- Born: 1989 or 1990
- Education: University of South Carolina (BA)
- Occupation: Journalist

= Josh Dawsey =

American journalist

Josh Dawsey (born 1989/1990) is an American journalist who is a political investigations reporter for The Wall Street Journal.

== Education ==
Dawsey was born in 1989 or 1990 to Debbie (née Moore) and Carl Dawsey. He is from Aynor, South Carolina. In 2003, while attending Aynor High School, he expressed an interest in pursuing an interest in journalism. He won first place in a regional spelling bee in 2004 and competed at the 2004 Scripps National Spelling Bee. In 2010, he interned for 10 weeks with The Island Packet in Hilton Head. In 2010, he was news editor of The Daily Gamecock at the University of South Carolina. He received a B.A. in journalism from the college.

== Career ==
Dawsey began his career as a reporter at The Wall Street Journal, first covering Governor Chris Christie before being assigned to New York to write about Mayor Bill de Blasio. He moved to Politico to become a White House reporter in 2016, before assuming the same role at The Washington Post in 2017.

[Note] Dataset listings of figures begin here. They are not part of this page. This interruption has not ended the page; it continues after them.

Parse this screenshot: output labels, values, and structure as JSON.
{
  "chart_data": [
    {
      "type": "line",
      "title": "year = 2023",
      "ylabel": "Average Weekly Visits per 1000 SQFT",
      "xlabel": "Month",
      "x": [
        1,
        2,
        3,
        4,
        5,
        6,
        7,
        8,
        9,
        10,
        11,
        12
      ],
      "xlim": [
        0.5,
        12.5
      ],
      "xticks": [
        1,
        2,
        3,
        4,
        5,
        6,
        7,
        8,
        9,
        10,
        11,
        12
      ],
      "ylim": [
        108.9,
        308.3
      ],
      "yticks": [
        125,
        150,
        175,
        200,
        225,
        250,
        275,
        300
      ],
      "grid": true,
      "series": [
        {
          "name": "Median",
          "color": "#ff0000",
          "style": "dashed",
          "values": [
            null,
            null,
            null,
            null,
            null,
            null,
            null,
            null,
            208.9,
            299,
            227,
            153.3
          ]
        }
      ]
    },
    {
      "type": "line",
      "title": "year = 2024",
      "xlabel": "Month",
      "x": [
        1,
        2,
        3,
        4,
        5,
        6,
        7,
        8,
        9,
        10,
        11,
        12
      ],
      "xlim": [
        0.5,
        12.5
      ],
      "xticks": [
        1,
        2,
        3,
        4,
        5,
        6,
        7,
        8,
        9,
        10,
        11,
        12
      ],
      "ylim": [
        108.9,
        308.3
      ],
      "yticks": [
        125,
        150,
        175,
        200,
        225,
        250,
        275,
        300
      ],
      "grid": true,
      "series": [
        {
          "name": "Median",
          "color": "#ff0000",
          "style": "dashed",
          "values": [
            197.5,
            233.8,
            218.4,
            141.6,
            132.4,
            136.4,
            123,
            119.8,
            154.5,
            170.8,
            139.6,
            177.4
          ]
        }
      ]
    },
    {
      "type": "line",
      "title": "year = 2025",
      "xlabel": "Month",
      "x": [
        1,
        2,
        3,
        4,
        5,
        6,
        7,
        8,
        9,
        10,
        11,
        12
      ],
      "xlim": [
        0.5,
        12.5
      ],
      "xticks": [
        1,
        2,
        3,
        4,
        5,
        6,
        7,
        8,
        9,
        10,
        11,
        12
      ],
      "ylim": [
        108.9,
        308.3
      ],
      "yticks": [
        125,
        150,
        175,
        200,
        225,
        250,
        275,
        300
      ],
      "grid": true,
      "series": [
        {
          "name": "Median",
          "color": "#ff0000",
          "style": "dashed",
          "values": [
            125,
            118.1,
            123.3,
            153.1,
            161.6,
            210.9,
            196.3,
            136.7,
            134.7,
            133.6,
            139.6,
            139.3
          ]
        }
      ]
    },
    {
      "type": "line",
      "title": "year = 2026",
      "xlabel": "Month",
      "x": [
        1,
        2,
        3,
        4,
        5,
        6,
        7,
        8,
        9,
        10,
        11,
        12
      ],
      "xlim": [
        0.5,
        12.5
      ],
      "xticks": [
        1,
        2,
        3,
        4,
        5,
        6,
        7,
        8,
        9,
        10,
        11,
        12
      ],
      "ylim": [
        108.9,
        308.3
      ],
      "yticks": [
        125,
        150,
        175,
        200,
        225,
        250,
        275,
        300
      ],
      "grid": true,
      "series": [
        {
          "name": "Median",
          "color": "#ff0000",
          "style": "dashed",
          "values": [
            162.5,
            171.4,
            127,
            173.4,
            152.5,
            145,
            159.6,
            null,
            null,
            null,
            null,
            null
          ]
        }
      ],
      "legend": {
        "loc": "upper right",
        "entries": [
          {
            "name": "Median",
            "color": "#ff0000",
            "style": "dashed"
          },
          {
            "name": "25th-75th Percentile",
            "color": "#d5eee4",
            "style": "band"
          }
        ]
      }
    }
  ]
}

Dawsey won the White House Correspondents Association's Award for Deadline Reporting in 2018 and again in 2019. He was part of a team that won the 2022 Pulitzer Prize for Public Service for its coverage of the January 6 United States Capitol attack. He was part of a team that won the 2024 Pulitzer Prize for National Reporting for an extensive set of stories about the role of the AR-15 in American life.

Dawsey, with Tyler Pager and Isaac Arnsdorf, authored the 2025 book 2024: How Trump Retook the White House and the Democrats Lost America.

Dawsey won the White House Correspondents Association's Aldo Beckman Memorial Award in 2026.